John_Maxwell comments on Security Mindset: Lessons from 20+ years of Software Security Failures Relevant to AGI Alignment

John_Maxwell 22 Jun 2022 23:20 UTC
5 points
0

Eliezer is a good example of someone who built a lot of status on the back of “breaking” others’ unworkable alignment strategies. I found the AI Box experiments especially enlightening in my early days.

Fair enough.

My personal feeling is that poking holes in alignment strategies is easier than coming up with good ones, but I’m also aware that thinking that breaking is easy is probably committing some quantity of typical mind fallacy.

Yeah personally building feels more natural to me.

I agree a leaderboard would be great. I think it’d be cool to have a leaderboard for proposals as well—“this proposal has been unbroken for X days” seems like really valuable information that’s not currently being collected.

I don’t think I personally have enough clout to muster the coordination necessary for a tournament or leaderboard, but you probably do.

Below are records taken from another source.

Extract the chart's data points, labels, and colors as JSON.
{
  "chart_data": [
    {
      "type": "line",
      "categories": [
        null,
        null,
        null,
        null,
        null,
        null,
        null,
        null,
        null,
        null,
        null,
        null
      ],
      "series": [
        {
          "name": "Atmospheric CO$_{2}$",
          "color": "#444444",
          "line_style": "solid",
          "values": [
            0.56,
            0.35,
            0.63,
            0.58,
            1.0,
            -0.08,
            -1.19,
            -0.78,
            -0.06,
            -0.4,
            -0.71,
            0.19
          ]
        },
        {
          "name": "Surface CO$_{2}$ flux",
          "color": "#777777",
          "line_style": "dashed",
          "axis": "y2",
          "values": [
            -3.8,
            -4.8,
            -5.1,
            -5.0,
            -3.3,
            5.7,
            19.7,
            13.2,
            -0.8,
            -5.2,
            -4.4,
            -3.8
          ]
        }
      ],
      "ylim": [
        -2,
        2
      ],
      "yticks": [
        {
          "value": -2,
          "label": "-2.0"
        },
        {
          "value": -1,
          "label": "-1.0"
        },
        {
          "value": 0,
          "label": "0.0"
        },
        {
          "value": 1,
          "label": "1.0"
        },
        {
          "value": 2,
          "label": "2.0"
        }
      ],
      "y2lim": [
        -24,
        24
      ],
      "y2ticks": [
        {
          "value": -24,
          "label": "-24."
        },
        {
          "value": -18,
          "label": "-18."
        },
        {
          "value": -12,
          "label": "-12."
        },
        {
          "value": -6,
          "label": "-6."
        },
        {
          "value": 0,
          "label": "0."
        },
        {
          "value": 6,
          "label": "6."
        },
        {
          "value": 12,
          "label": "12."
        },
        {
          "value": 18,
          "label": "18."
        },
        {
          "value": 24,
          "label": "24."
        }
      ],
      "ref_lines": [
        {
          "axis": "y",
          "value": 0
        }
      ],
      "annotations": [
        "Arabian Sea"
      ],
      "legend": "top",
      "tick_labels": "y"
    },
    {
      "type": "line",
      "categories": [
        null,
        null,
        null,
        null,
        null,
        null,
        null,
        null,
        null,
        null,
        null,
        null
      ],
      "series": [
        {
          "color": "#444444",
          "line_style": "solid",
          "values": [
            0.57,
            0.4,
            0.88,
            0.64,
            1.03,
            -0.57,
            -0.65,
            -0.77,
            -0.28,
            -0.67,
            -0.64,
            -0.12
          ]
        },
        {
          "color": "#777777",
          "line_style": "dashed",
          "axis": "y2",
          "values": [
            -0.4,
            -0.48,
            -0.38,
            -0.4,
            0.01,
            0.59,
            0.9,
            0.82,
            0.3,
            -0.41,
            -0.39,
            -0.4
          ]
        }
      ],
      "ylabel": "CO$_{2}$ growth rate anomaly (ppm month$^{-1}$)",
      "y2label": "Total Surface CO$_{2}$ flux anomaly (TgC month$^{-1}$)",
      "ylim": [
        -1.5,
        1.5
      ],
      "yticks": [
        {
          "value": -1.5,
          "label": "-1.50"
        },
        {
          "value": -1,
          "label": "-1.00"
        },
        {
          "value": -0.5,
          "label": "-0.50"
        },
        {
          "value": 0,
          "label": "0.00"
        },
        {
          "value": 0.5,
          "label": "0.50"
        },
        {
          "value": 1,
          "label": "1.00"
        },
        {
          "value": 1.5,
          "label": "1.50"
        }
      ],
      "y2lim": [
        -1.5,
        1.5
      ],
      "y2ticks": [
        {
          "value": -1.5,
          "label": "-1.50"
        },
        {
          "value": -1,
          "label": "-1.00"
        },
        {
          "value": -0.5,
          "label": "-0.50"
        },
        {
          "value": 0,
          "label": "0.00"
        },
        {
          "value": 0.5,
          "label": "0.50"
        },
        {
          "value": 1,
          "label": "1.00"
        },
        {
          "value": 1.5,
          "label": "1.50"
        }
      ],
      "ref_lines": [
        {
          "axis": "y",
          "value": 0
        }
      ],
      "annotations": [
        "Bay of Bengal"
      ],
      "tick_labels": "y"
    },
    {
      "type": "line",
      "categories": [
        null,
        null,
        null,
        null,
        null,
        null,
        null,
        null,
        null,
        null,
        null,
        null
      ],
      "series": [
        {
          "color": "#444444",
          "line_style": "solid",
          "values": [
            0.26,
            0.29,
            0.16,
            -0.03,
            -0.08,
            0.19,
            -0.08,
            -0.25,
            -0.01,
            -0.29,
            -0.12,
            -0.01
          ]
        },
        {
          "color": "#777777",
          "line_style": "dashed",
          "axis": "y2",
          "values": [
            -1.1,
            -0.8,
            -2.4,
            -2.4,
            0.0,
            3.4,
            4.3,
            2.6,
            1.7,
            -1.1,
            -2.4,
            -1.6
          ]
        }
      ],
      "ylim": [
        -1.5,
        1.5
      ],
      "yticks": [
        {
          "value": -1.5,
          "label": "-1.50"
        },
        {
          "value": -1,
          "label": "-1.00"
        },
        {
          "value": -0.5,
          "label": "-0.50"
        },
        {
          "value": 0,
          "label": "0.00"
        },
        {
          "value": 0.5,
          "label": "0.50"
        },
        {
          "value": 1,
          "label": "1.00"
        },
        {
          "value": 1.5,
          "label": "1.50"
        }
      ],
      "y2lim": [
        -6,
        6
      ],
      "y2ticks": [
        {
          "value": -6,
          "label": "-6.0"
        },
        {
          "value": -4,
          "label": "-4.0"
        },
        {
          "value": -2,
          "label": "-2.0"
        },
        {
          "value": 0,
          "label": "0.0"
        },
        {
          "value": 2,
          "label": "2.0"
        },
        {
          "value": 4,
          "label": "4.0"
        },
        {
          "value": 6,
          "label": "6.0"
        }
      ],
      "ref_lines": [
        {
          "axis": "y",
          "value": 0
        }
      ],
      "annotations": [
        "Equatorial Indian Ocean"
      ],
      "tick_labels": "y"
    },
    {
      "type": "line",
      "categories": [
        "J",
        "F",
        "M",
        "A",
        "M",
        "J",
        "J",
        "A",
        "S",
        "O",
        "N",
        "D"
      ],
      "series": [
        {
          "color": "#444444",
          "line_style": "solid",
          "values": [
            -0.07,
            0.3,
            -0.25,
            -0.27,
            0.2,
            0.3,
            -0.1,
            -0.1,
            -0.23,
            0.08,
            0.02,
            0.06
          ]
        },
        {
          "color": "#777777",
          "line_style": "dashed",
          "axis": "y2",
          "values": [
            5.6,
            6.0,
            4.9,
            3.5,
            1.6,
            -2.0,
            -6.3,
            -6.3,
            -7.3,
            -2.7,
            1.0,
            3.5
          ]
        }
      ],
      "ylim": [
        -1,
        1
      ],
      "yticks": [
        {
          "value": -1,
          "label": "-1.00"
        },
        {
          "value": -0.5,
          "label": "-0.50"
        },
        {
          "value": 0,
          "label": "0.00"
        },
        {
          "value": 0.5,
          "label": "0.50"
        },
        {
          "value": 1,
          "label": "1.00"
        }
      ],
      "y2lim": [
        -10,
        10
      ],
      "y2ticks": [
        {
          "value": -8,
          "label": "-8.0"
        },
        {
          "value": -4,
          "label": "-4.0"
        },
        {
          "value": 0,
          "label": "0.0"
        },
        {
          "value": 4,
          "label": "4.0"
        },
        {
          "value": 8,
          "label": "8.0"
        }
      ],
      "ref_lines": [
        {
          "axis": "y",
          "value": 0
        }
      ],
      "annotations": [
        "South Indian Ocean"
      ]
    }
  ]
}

One challenge is that different proposals are likely to assume different sorts of available capabilities. I have a hunch that many disagreements which appear to be about alignment are actually about capabilities.

In the absence of coordination, I think if someone like you was to simply start advertising themselves as an “uberbreaker” who can shoot holes in any proposal, and over time give reports on which proposals seem the strongest, that could be really valuable and status-rewarding. Sort of a “pre-Eliezer” person who I can run my ideas by in a lower stakes context, as opposed to saying “Hey Eliezer, I solved alignment—wallop me if I’m wrong!”
- elspood 23 Jun 2022 15:55 UTC
  6 points
  0
  Parent
  I appreciate the nudge here to put some of this into action. I hear alarm bells when thinking about formalizing a centralized location for AI safety proposals and information about how they break, but my rough intuition is that if there is a way these can be scrubbed of descriptions of capabilities which could be used irresponsibly to bootstrap AGI, then this is a net positive. At the very least, we should be scrambling to discuss safety controls for already public ML paradigms, in case any of these are just one key insight or a few teraflops away from being world-ending.
  
  I would like to hear from others about this topic, though; I’m very wary of being at fault for accelerating the doom of humanity.